Saltburn: another horrible man wins everything

Barry Keoghan and Jacob Elordi in Saltburn

Saltburn is a morality tale, or perhaps a parable. It doesn’t end with a lesson, but a warning. It’s the story of Oliver Quick (Barry Keoghan), a scholarship student at Oxford who presents himself as poor and orphaned. He pretends to be kind and helpful to befriend Felix Catton (Jacob Elordi), and Felix buys into the ruse. There are spoilers ahead.

Saltburn is the huge estate owned by the Catton family. It appears to be inherited wealth, because no one in the Catton family has the good sense to do anything useful. They don’t have the wisdom to detect grifters either, because when Felix brings Oliver home for the summer they fall completely under his spell.

Jacob Elordi in Saltburn
The beautiful Felix

Felix’s family included his father Sir James Catton (Richard E. Grant), his mother Elspeth Catton (Rosamund Pike), and his sister Venetia Catton (Alison Oliver). Various hangers-on and parasites live there, including Poor Dear Pamela (Carey Mulligan).

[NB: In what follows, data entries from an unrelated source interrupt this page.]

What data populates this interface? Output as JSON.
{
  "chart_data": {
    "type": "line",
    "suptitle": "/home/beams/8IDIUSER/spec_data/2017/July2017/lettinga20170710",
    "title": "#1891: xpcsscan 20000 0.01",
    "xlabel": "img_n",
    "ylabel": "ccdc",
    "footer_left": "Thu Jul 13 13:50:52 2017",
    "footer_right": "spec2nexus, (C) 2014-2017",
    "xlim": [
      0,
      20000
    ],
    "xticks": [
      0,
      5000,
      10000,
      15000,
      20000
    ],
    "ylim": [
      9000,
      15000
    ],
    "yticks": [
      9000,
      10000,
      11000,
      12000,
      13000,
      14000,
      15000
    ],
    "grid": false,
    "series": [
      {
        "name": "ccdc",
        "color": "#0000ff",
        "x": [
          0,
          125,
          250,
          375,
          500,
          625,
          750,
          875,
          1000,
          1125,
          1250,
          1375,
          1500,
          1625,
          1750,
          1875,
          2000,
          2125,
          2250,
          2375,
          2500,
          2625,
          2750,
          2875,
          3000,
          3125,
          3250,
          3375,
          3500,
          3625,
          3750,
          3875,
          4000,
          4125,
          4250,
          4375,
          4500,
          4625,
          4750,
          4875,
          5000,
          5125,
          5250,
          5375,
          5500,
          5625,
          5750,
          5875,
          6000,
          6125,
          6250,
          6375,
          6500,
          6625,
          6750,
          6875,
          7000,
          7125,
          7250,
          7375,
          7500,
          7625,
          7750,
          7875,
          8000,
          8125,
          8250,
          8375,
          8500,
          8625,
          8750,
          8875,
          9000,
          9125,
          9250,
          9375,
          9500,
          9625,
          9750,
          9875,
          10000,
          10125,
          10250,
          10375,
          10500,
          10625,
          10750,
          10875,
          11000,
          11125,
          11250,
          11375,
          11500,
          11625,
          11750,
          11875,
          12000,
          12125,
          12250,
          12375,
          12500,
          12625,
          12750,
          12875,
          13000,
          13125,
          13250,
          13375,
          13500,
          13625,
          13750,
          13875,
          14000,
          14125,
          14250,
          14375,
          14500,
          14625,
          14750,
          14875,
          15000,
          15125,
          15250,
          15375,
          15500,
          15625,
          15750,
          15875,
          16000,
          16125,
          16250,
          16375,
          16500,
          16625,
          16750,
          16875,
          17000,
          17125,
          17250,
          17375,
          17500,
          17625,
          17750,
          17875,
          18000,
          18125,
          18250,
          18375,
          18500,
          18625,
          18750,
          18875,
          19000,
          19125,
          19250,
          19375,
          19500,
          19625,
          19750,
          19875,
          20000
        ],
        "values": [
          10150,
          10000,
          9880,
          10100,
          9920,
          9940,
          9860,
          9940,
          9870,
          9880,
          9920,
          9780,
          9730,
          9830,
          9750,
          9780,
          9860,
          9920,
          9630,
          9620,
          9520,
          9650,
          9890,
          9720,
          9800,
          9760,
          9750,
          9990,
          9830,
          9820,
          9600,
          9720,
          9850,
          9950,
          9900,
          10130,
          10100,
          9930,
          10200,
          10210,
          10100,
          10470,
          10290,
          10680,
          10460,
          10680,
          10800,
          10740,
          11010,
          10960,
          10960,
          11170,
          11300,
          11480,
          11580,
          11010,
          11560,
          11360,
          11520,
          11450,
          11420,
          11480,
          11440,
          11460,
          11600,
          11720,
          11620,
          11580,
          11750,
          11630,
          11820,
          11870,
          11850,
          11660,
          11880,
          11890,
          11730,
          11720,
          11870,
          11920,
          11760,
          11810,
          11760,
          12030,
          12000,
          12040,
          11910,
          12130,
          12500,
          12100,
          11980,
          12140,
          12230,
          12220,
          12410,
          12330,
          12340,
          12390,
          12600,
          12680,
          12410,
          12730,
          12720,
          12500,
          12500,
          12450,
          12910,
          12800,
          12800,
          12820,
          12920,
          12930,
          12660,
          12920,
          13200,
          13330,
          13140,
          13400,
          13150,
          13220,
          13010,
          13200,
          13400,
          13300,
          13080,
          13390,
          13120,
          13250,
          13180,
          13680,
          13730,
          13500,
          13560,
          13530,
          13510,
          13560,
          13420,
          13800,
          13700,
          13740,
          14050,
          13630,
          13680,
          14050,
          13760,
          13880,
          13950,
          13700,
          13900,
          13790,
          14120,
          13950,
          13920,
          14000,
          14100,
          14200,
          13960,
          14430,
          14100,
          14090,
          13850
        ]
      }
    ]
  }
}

This film was written and directed by Emerald Fennell. Her previous work includes Promising Young Woman, which I found brilliant. In that film, a wronged woman found a way to bring justice to the horrible men. In this film, the horrible man wins it all. He’s a liar and manipulator who will do anything to take what he wants. True, the riches he sought belonged to a family of idiots, but his methods were sick and disgusting.

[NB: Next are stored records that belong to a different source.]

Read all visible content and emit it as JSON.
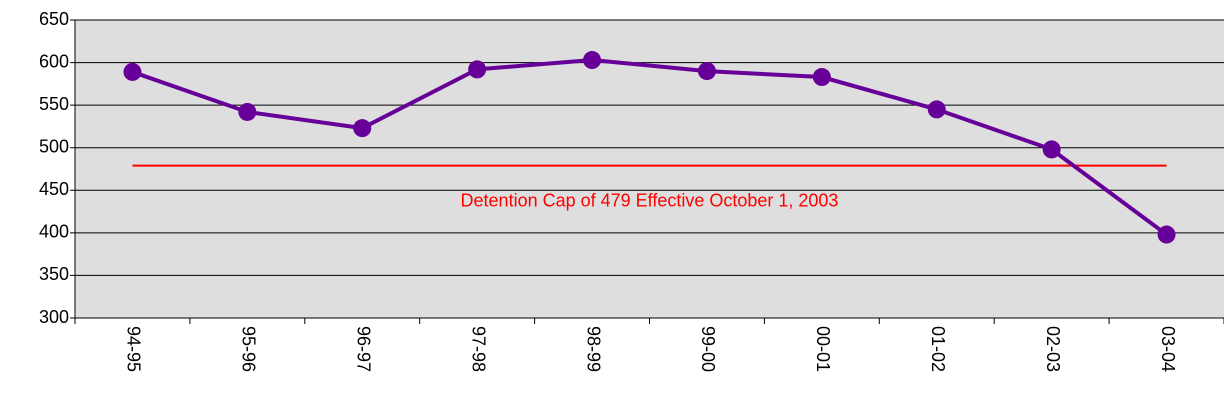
{
  "chart_data": {
    "type": "line",
    "categories": [
      "94-95",
      "95-96",
      "96-97",
      "97-98",
      "98-99",
      "99-00",
      "00-01",
      "01-02",
      "02-03",
      "03-04"
    ],
    "values": [
      589,
      542,
      523,
      592,
      603,
      590,
      583,
      545,
      498,
      398
    ],
    "color": "#660099",
    "ylim": [
      300,
      650
    ],
    "yticks": [
      300,
      350,
      400,
      450,
      500,
      550,
      600,
      650
    ],
    "grid": true,
    "reference_line": {
      "value": 479,
      "color": "#ff0000",
      "label": "Detention Cap of 479 Effective October 1, 2003"
    }
  }
}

Fennell takes plenty of time exploring the sick psychopathy of Oliver Quick. He’s a horrible human being.

Barry Keoghan in Saltburn
The creepy Oliver

What’s Fennell’s purpose in telling a story like Saltburn? Warning us to watch out for the Trumps of the world? Barry Keoghan did a brilliant job playing that kind of character. There are plenty of horrible human beings running around in positions of power nowadays. It’s time we learned how to identify and deter them in their quest for money and power. We need some promising young women to teach them how to behave!

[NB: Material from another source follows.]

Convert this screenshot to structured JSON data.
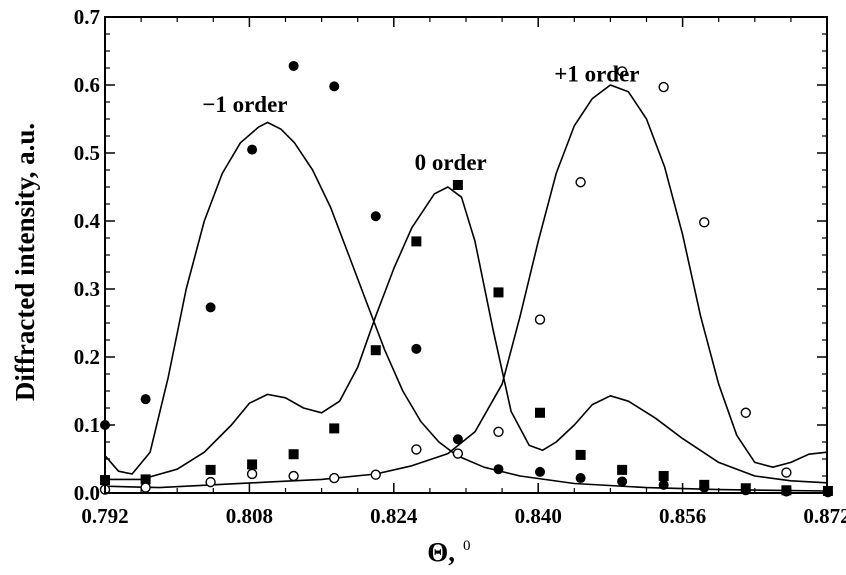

My dislike for the characters aside, the performances and direction in the film were outstanding. Every line, every gesture, every frame all worked to create this masterpiece of manipulation. A skin-crawling masterpiece. I admire the film, but didn’t like watching it.

Thanks for reading this rather unfriendly review of the film. You can watch it for yourself on Prime Video. What did you think about this film?